Tujuan dari kompetisi ini adalah untuk menyoroti keberhasilan program perlindungan sosial utama DSWD – Program Pantawid Pamilyang Pilipino (4P), Program Penghidupan Berkelanjutan (SLP), dan Kapit-Bisig Laban sa Kahirapan – Pemberian layanan sosial yang komprehensif dan terintegrasi (KALAHI ) -CIDSS). (BACA: Tonggak Sejarah DSWD)
Menurut DSWD, program-program ini merupakan bagian dari kerangka konvergensi pemerintah yang bertujuan untuk memaksimalkan dampak program-programnya dalam pengentasan kemiskinan dan perlindungan sosial melalui sistem penargetan yang efisien, manajemen kasus yang terintegrasi dan pendekatan pengembangan masyarakat yang holistik.
“Film dokumenter yang diproduksi oleh para pelajar ini menunjukkan semangat dan semangat yang gigih dari keluarga Filipina serta komunitas mereka dalam perang melawan kemiskinan,” kata Sekretaris DSWD Corazon “Dinky” Soliman.
Entri Universitas Politeknik Filipina berjudul “Bebek” menempati posisi pertama. Kolese St. De La Salle. Benilde”Ada harapan” dan Lyceum Universitas “Bente” masing-masing meraih juara 2 dan 3.
“Itik,” “Ada harapan,” Dan “bengkok” 3 dari hampir 4 juta keluarga yang menerima manfaat program perlindungan sosial pemerintah. Ini adalah kisah mereka.
Tuan Bebek
Bertentangan dengan apa yang tersirat dalam judulnya, Bebek bukan tentang beternak bebek. Film dokumenter ini menyajikan kisah Tuan Bebekseorang ayah asal Antiek yang harus bekerja siang malam untuk 10 anaknya.
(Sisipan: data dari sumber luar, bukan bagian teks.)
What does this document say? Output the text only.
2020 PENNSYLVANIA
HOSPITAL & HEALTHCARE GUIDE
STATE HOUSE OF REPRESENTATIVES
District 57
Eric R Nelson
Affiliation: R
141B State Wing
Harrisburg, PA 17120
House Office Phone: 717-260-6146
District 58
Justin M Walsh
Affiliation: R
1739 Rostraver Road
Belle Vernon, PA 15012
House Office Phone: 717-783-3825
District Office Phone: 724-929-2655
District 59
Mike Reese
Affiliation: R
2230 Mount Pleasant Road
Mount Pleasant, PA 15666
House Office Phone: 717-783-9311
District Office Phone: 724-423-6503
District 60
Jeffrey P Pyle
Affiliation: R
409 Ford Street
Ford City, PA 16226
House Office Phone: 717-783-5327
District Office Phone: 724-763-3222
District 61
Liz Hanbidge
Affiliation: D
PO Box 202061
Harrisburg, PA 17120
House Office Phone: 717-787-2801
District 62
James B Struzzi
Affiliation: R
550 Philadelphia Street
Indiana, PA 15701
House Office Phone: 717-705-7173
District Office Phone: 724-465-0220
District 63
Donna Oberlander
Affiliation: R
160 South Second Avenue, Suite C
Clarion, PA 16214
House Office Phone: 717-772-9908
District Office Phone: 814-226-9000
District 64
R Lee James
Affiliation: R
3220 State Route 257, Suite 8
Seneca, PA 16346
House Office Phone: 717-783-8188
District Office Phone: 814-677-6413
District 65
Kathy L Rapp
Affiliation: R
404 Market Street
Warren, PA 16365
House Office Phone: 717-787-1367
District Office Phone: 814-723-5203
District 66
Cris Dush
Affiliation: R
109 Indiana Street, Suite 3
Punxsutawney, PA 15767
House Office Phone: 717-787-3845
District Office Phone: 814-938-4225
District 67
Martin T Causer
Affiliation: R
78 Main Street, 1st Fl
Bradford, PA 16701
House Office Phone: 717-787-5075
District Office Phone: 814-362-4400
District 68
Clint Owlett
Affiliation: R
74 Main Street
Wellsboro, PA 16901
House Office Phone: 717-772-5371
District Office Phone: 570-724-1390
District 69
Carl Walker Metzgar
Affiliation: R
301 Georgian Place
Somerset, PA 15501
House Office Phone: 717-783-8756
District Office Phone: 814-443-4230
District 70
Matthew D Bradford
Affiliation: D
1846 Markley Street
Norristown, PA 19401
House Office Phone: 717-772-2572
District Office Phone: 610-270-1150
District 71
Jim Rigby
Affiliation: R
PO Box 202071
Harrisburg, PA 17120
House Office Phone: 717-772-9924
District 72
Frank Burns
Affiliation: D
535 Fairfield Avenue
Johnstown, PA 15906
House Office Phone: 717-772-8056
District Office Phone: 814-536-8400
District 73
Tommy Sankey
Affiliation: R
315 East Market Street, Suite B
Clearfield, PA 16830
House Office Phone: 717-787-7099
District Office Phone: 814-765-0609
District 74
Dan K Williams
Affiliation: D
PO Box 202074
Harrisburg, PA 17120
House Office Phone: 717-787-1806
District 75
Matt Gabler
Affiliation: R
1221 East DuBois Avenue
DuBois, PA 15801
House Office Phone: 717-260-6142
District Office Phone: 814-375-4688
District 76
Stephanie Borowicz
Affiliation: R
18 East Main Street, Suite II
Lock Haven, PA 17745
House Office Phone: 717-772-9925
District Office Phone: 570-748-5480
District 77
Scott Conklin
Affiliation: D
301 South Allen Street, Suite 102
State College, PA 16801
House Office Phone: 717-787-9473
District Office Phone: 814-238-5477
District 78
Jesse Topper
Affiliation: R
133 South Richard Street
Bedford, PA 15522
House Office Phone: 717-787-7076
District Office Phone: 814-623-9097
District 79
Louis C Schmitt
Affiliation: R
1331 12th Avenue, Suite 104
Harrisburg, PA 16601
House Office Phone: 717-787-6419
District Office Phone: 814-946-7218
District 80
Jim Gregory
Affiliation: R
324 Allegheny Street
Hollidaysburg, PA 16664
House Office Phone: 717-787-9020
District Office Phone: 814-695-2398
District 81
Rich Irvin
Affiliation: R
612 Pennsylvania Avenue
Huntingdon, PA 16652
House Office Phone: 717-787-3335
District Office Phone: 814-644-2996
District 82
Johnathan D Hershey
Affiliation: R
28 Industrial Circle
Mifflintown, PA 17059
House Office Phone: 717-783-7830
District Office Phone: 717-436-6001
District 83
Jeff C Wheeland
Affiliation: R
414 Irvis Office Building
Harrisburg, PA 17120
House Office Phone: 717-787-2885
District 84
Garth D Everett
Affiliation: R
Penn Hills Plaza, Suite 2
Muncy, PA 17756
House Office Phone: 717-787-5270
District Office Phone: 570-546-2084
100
Mang Itik tidak dapat menyelesaikan studinya, namun hal itu tidak menyurutkan semangatnya untuk mengejar cita-citanya. Untuk memenuhi kebutuhan hidupnya, Mang Itik bekerja sebagai kuli bangunan; seorang nelayan, seorang pedagang sayur, seorang petani, seorang tukang kebun dan masih banyak lagi pekerjaan lainnya.
“Dia melakukan segalanya untuk mendapatkan penghasilan. Melakukan konstruksi, menjual bunga, hal-hal seperti itu. Dia bahkan tidur di trotoar hanya untuk mencari uang,” kata istrinya Susan.
Dianggap sebagai salah satu orang terpercaya di daerahnya, Mang Itik sebelumnya menjabat sebagai a barangay anggota dewan dan saat ini menjabat sebagai salah satu pemimpin KALAHI-CIDSS DSWD yang memberdayakan masyarakat di komunitasnya.
Namun keikutsertaannya di SLP-lah yang benar-benar mengubah kehidupan keluarganya menjadi lebih baik.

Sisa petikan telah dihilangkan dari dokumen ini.